An artist’s impression of the belt of ‘pebbles’ in orbit around the star DG Tauri. Image Credit: ESO/L. Calçada/M. Kornmesser, ALMA (ESO/NAOJ/NRAO)/L. Calçada (ESO)

A ring of rocks suspected to be an important link in the making of planets has been detected for the very first time.

It’s long been thought that planets are constructed from dust and gas in orbit around a baby star. The dust particles stick together over time, snowballing into even bigger clumps of rock. When enough mass is gained, gravity begins to become significant and, millions of years later, these boulders begin to smash into each other, often ensuring the beginnings of planets and moons.

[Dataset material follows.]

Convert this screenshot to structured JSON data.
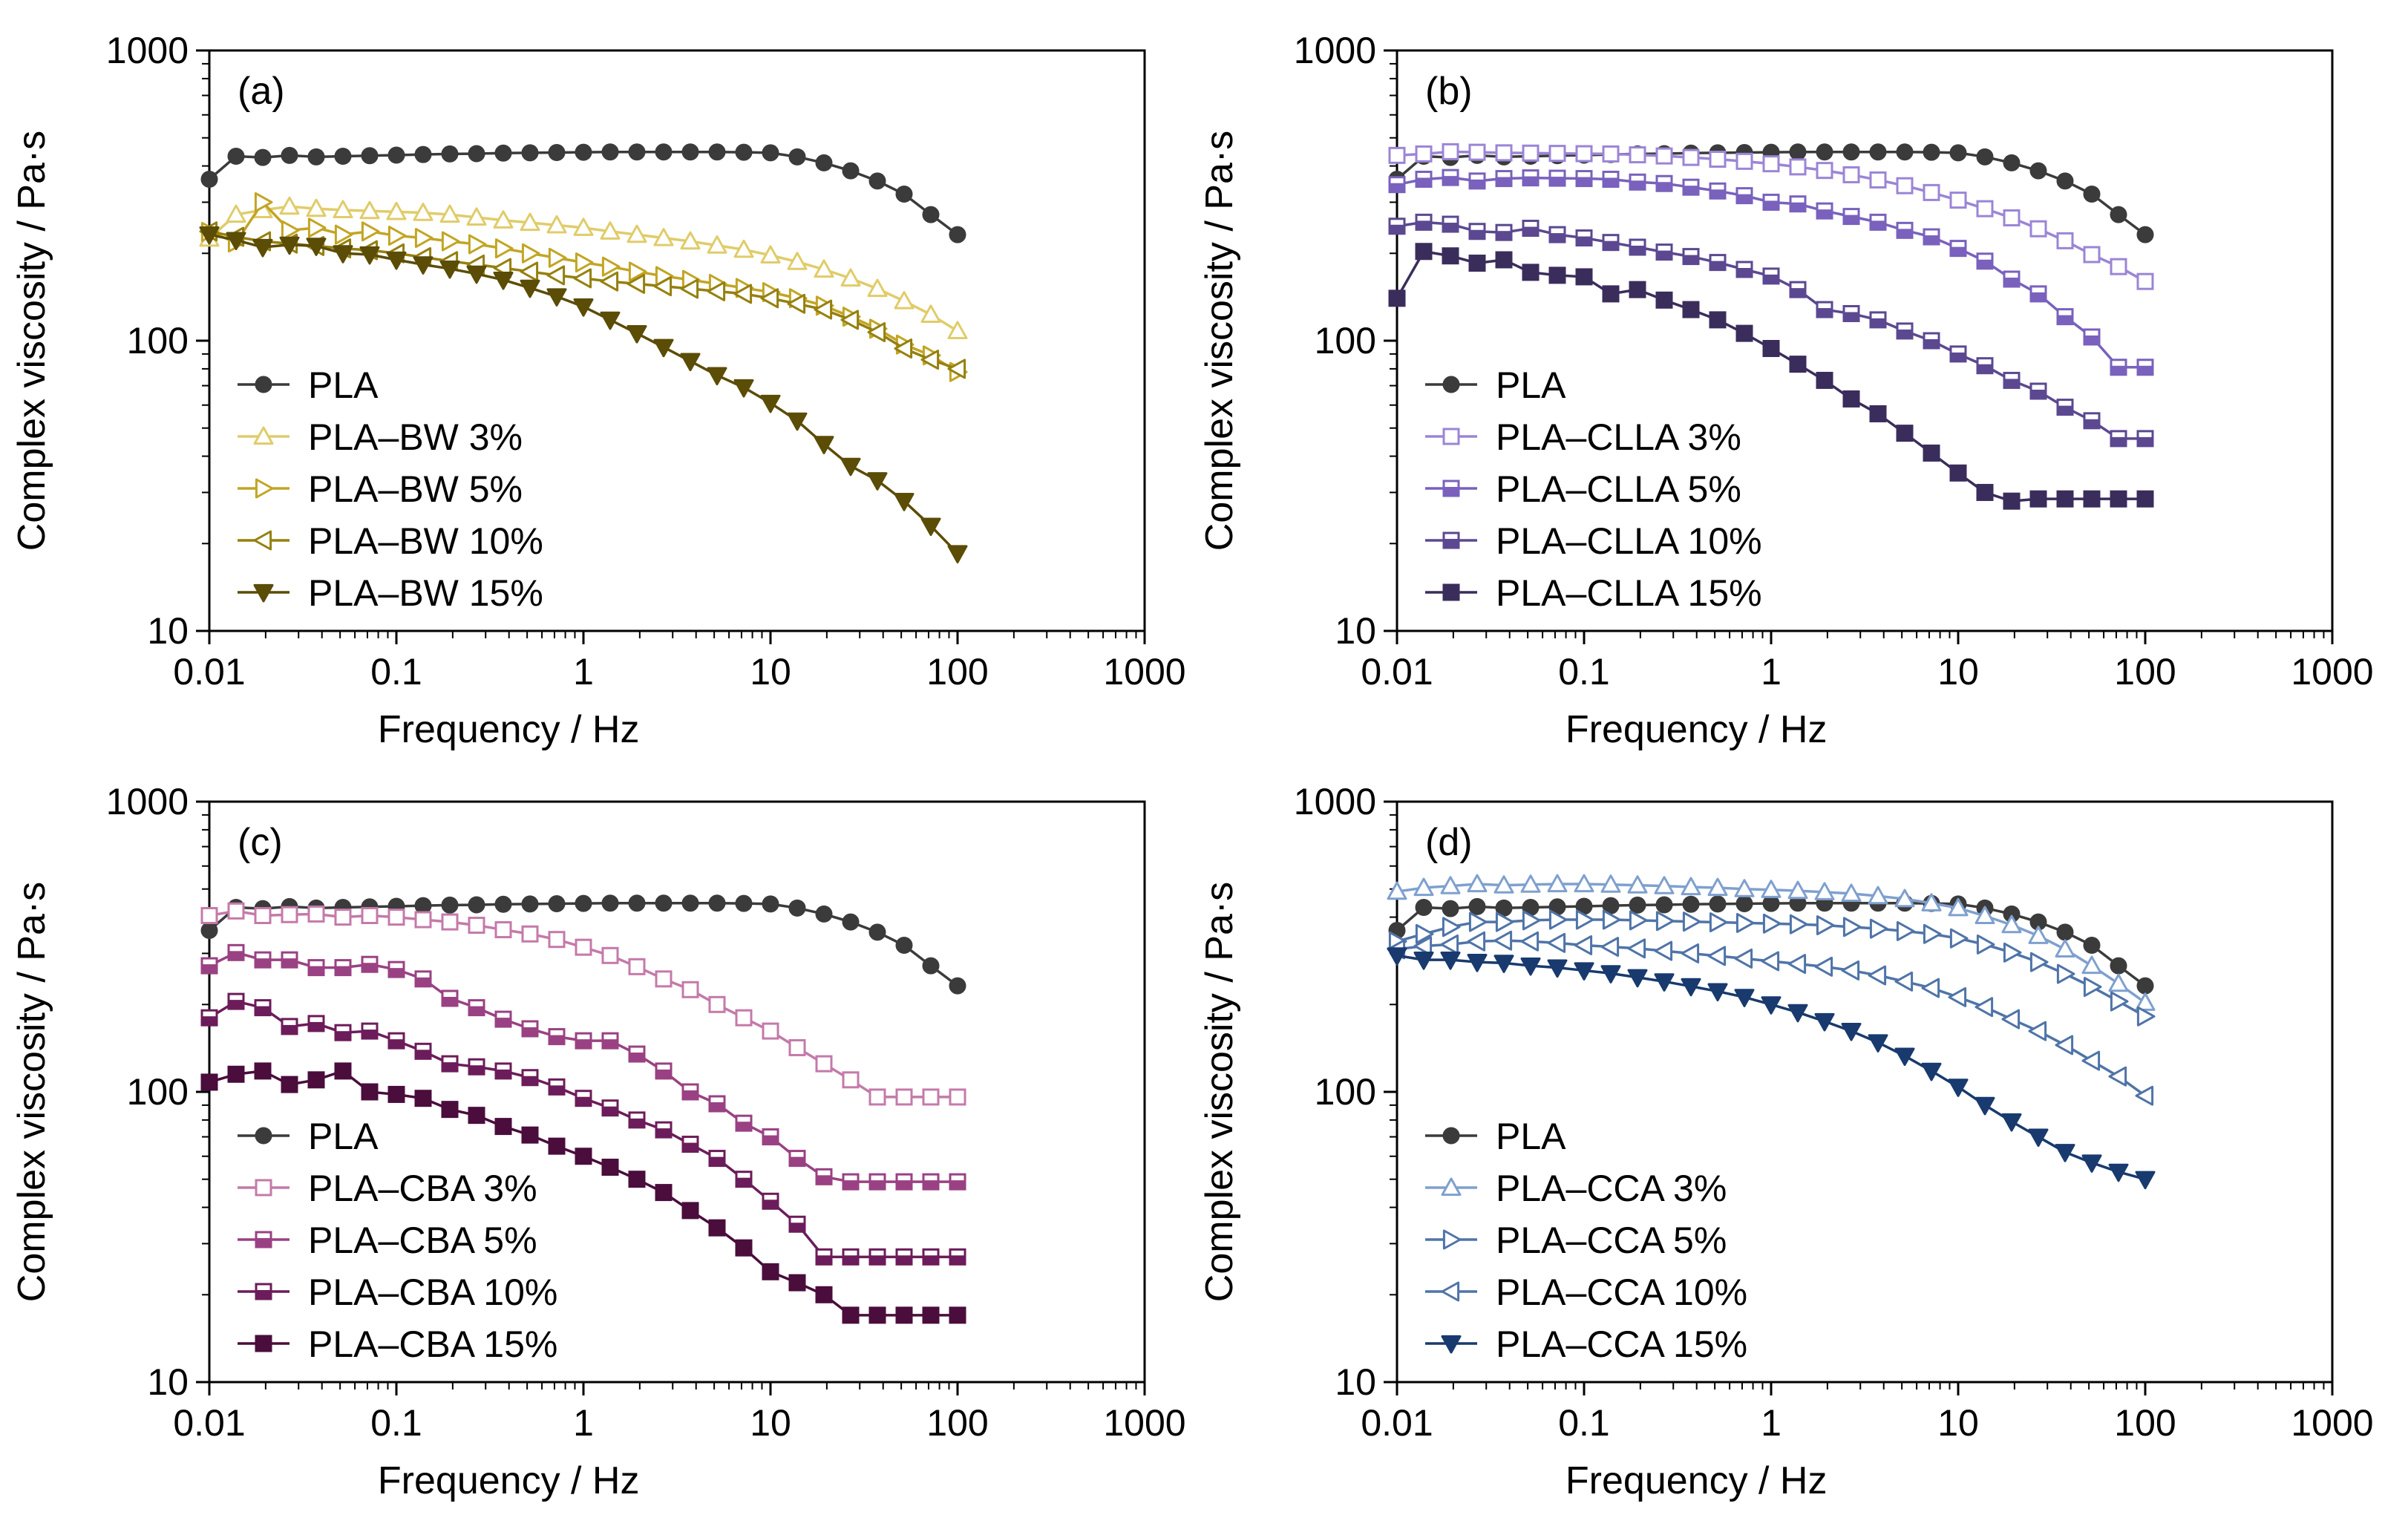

Astronomers have had no difficulty in locating discs of gas and dust as well as nearly 2000 planets that have almost completed their formation. However, the stage in between these extremes has been a lot harder to find – until now. Using e-MERLIN – a sensitive array of radio telescopes, which stretches across England and has a central Hub at Jodrell Bank in Cheshire – a team of astronomers at the universities of Manchester and St. Andrews noticed DG Tauri, a youthful star just 2.5 million years old and around 450 light years away from us.

“We knew DG Tauri had a jet of hot gas flowing off its poles – a beacon for stars still in the process of forming – so we had an idea of what to look for,” says team member Anita Richards from the University of Manchester.

The 76 metre-diameter Lovell Telescope at Jodrell Bank, which is the heart of the e-MERLIN array. Image Credit: Mike Peel

The 76 metre-diameter Lovell Telescope at Jodrell Bank, which is the heart of the e-MERLIN array. Image Credit: Mike Peel

Richards’ colleague Jane Greaves of the University of St. Andrews adds: “The extraordinarily fine detail we can see with the e-MERLIN telescopes was the key to this discovery. We could zoom into a region as small as the orbit of Jupiter would be in the Solar System,” says Greaves, who leads an international team known as PEBBLeS, an acronym for the Planet Earth Building Blocks Legacy e-MERLIN Survey. “We found a belt of pebbles strung along a very similar orbit – just where they are needed if a planet is to grow in the next few million years. Although we thought this was how planets must get started, it’s very exciting to actually see the process in action!”

Greaves and her team intend to image as many rocky belts in orbit around young stars as possible. This will allow them to hunt for the clues that will hopefully hint towards how often planets form around stars that evolve in the future to be like our very own Sun. Eventually – and with the advent of upgrades to e-MERLIN’s capabilities over the next few years – the aim is to zoom in on a young system and witness an extrasolar Earth being born.

“Long wavelength data, such these fantastic e-MERLIN results, will be essential in constraining the next generation of computer models of discs around young star,” says team member John Lee also based at the University of St. Andrews. “Having an accurate idea of the location and amount of the centimetre-sized material in the disc will bring us closer to a consistent picture of how planets may eventually form.”